近年、イスラエル軍は行動規範を変更し、イスラエル占領軍の兵士に危害を加えようとしている疑いのあるパレスチナ人に関しては、攻撃者とされる者がもはや脅威を及ぼさなかったとしても、射殺することを許可する政策を採用した。有刺鉄線と1マイルほどの空き地によって抗議者とイスラエルのスナイパーが遠く隔てられているガザ地区の事例では、昨年6月、イスラエル軍が大規模抗議の「主要な先導者ら」を休憩中であっても射殺するよう命じた。ガザの『帰還の大行進』の最中に数百人が殺害され、『主要な先導者』の中には医師、ジャーナリスト、子どももいた。

実際、パレスチナ市民の殺害は定期的に起きている。それは、パレスチナ人が長年にわたり共に暮らすことを強いられた壊滅的な日常であり、そのためにイスラエルが責任を追求されることは決してなかった。  

ハラクさんが殺害される前日、ラマラ西部のナビ・サレ村付近で、37歳のファディ・サマラ・カードさんが車を運転中にイスラエルの占領軍に殺害された。イスラエル軍はただちに、カードさんが「兵士のグループに車で突っ込もうとした」ため、その場で射殺したと主張。これは、パレスチナ人のドライバーがイスラエル兵士に射殺されたときに彼らがよく用いる言い訳だ。それ以外の場合は、パレスチナ人の犠牲者が男性でも女性でも、子どもであっても「鋭利な物」を所持していたと主張する。

一部の人は、ハラクさんの精神障害によって典型的な「テロリスト」には見えなかったはずだと見ているが、イスラエル軍はいまだに強制的な家宅捜索を行い、邪悪なプロパガンダに有効なハラクさんが関与している「証拠」を見つけようとしている。

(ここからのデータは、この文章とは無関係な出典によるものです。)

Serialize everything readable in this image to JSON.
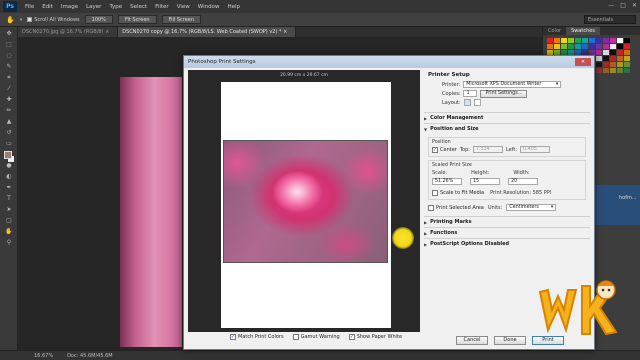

イード祝祭日を祝うため、近隣の町に住む妻に会う途中に殺害されたパレスチナ人の労働者カードさんの事件では、イスラエル軍は十分な説明をしており、質問はしないようにと声明を出した。これは何年も前からパレスチナに蔓延する抑圧的な理屈と同じだ。子どもたちは家や村に侵入してきた武装した男たちに石を投げられて殺害された。体の一部を切断した車椅子の人たちは、抗議中や自由を訴えている最中にスナイパーに射殺されている。

ハラクさんの多くの恐怖は最終的に現実のものとなった。パレスチナの自閉症の人さえ、イスラエル兵の前では誰も安全ではない。

ラムジ・バラウド

こうしたことはすべて、期待できるような政治的進展が何もない中で起きている。長引き、最終的には役に立たない「和平プロセス」さえ、大国アメリカの支援を受けたイスラエルと、テルアビブ政権のユダヤ人入植地不法拡大によって中断している。イスラエルのベンヤミン・ネタニヤフ首相は、土地の強奪など植民地政策の成果を確実にするため、さらに多くのパレスチナ人の土地を併合することでイスラエルの国境を拡大する準備を進めている。

仲間のアフリカ系アメリカ人の共通の闘いに触発されたパレスチナ人たちは今、正義を求める声を上げ続けている。「パレスチナ人の命は大切」(Palestinian Lives Matter)だと。そして今度ばかりは、世界が自分たちの叫びを聞き、同調し、何か行動してくれるかもしれないと願い続けている。